Personal information
- Full name: Sydney Austen Cowper
- Born: 13 October 1885 Cape Town, Cape Colony
- Died: 17 June 1960 (aged 74) Salisbury, Southern Rhodesia
- Batting: Right-handed
- Bowling: Left-arm medium
- Role: Bowler

International information
- National side: Argentina (1912);

Domestic team information
- 1908: Western Province
- 1923–1924: Rhodesia

Career statistics
| Competition | FC |
| Matches | 6 |
| Runs scored | 77 |
| Batting average | 9.62 |
| 100s/50s | 0/0 |
| Top score | 18* |
| Balls bowled | 504 |
| Wickets | 8 |
| Bowling average | 31.87 |
| 5 wickets in innings | 0 |
| 10 wickets in match | 0 |
| Best bowling | 4/65 |
| Catches/stumpings | 3/– |
- Source: CricketArchive, 14 January 2015

= Austen Cowper =

South African cricketer and architect (1885–1960)

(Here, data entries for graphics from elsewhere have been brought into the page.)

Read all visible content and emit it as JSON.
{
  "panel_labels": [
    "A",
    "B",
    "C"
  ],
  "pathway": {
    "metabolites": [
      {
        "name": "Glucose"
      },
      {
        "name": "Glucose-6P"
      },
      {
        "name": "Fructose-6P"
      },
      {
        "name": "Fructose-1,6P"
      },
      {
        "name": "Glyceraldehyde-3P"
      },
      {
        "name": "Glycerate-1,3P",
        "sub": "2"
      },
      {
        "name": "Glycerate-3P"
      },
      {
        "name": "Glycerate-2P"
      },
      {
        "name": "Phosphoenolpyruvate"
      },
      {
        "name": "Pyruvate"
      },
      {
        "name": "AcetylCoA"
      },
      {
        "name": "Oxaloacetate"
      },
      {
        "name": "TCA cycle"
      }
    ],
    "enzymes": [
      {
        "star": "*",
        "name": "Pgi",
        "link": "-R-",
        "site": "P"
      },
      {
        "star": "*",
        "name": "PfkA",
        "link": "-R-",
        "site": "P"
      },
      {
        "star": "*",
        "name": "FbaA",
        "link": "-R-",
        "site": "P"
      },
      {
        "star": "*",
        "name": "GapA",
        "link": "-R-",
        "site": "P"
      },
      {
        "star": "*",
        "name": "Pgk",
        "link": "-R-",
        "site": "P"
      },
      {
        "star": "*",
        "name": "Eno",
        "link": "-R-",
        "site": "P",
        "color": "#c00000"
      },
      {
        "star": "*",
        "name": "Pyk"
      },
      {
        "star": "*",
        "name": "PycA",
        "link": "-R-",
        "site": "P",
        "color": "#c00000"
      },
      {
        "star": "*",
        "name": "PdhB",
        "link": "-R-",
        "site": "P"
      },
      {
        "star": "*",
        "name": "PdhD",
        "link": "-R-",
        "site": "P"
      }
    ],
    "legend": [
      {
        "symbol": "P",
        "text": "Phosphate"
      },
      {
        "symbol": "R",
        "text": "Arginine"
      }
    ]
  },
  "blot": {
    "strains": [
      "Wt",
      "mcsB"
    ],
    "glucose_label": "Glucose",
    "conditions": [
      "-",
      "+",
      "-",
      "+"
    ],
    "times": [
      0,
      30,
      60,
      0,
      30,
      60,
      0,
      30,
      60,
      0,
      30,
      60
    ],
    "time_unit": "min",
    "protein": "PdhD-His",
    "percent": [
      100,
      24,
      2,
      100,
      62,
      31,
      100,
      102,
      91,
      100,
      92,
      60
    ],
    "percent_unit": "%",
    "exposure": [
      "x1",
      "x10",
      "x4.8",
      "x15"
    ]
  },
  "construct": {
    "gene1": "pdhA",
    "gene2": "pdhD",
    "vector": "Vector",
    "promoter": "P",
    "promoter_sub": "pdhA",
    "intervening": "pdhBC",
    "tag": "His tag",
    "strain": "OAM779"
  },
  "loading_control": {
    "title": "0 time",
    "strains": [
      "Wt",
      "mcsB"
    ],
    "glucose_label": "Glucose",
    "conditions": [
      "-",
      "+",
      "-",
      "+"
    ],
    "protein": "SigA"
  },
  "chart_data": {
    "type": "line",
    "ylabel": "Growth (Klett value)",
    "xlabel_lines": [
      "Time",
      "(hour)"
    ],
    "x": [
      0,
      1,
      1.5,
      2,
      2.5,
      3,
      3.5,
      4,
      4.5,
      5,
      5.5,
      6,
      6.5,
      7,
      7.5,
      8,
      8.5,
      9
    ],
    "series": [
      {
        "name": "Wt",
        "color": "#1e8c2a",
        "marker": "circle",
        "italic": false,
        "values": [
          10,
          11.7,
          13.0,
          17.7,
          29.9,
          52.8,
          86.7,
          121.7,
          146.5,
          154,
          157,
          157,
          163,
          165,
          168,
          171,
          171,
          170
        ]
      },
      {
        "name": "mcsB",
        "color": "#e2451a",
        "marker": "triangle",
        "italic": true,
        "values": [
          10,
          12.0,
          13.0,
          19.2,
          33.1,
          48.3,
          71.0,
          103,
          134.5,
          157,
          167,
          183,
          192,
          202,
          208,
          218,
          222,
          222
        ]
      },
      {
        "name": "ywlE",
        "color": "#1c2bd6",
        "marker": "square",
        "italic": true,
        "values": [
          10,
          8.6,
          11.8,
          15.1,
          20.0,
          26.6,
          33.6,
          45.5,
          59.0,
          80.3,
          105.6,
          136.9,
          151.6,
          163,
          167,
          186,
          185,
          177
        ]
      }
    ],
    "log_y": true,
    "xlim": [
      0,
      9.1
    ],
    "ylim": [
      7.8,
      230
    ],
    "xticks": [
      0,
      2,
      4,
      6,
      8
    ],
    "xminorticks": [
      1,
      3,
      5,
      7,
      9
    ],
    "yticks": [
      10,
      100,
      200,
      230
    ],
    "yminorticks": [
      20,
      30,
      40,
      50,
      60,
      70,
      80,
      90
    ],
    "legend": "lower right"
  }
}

Sydney Austen Cowper (13 October 1885 – 17 June 1960) was a South African-born cricketer whose six-match first-class career spanned from 1908 to 1924. He played once for Western Province in South African domestic cricket, twice for the Argentine national side, and finally three times for Rhodesia (an antecedent of the present-day Zimbabwean national side).

==South Africa==
Born in Cape Town, Cowper made his first-class debut in January 1908, playing for Western Province against Natal at Cape Town's Newlands ground. The Currie Cup was only contested irregularly at that stage, and, with a South African representative side touring England at the time, the 1907–08 season saw very little cricket played – indeed, only two first-class matches, both between Western Province and Natal, were played throughout the whole season. Cowper's debut came in the first of these matches. A left-arm medium-pacer, he bowled only five overs on debut, taking 1/21 in Natal's second innings as Western Province won by three wickets. James Whitehead (match figures of 10/83) and Paddy Carolin (6/67) took 16 wickets between them for Western Province.

==Argentina==
Arriving in Buenos Aires in July 1910, Cowper became one of the many workers of British and Irish ancestry in Argentina (and neighbouring countries). He played for the South in Argentine cricket's annual "North v South" fixture in February 1911, hosted at the Hurlingham Club Ground, and took ten wickets for the match, 5/42 and 5/38. During the following 1911–12 season, a Marylebone Cricket Club (MCC) side toured Argentina from England, playing a number of fixtures. In the inaugural game of the tour, Cowper appeared for a representative Southern Suburbs side in a two-day game at the Talleres Club Ground. He took 3/147 in the MCC's first innings of 439 all out, and the Southern Suburbs team were forced to follow on after scoring 202 in their own first innings. Coming in eighth in the batting order in the second innings, Cowper scored 182 runs out of a team total of 274, before finally being dismissed by Rockley Wilson. He was consequently selected for the Argentine national side in two of the three first-class fixtures it played against the MCC. However, he had little success in those matches, scoring only 16 runs from three innings and failing to take a wicket.

==Rhodesia==
By March 1921, Cowper had returned to Africa, playing for Salisbury (now Harare) against Bulawayo in Southern Rhodesia's Logan Cup. Transvaal visited Rhodesia during the 1922–23 season, playing two first-class fixtures towards the end of the season (one in Salisbury and one in Bulawayo). Cowper played in both of those matches, taking a single wicket in the first and two wickets in the second. The second match was notable for the performance of Transvaal's Doug Meintjes, who took 12 wickets for the match (4/64 and 8/63), and bowled six Rhodesian batsmen (including Cowper) in the team's second innings.

Cowper's final first-class match came in December 1924, when he was aged 39. An English team organised by Solomon Joel (and captained by The Hon. Lionel Tennyson) toured South Africa during the 1924–25 season, also playing a single fixture against Rhodesia in Bulawayo. Cowper played in that match, and took 4/65 in the English team's first innings of 294 all out, his best first-class bowling figures. He dismissed four Test players – Percy Holmes, Jack Russell, Tennyson, and Harold Gilligan. However, Rhodesia soon had to follow on after making only 121 in their own first innings, and eventually lost the match by eight wickets. Cowper's contribution of 18 not out to Rhodesia's second innings was also his highest score at first-class level.

An architect, Cowper was briefly partners with James Cope Christie, a Rhodesian pioneer. He died in Salisbury in June 1960.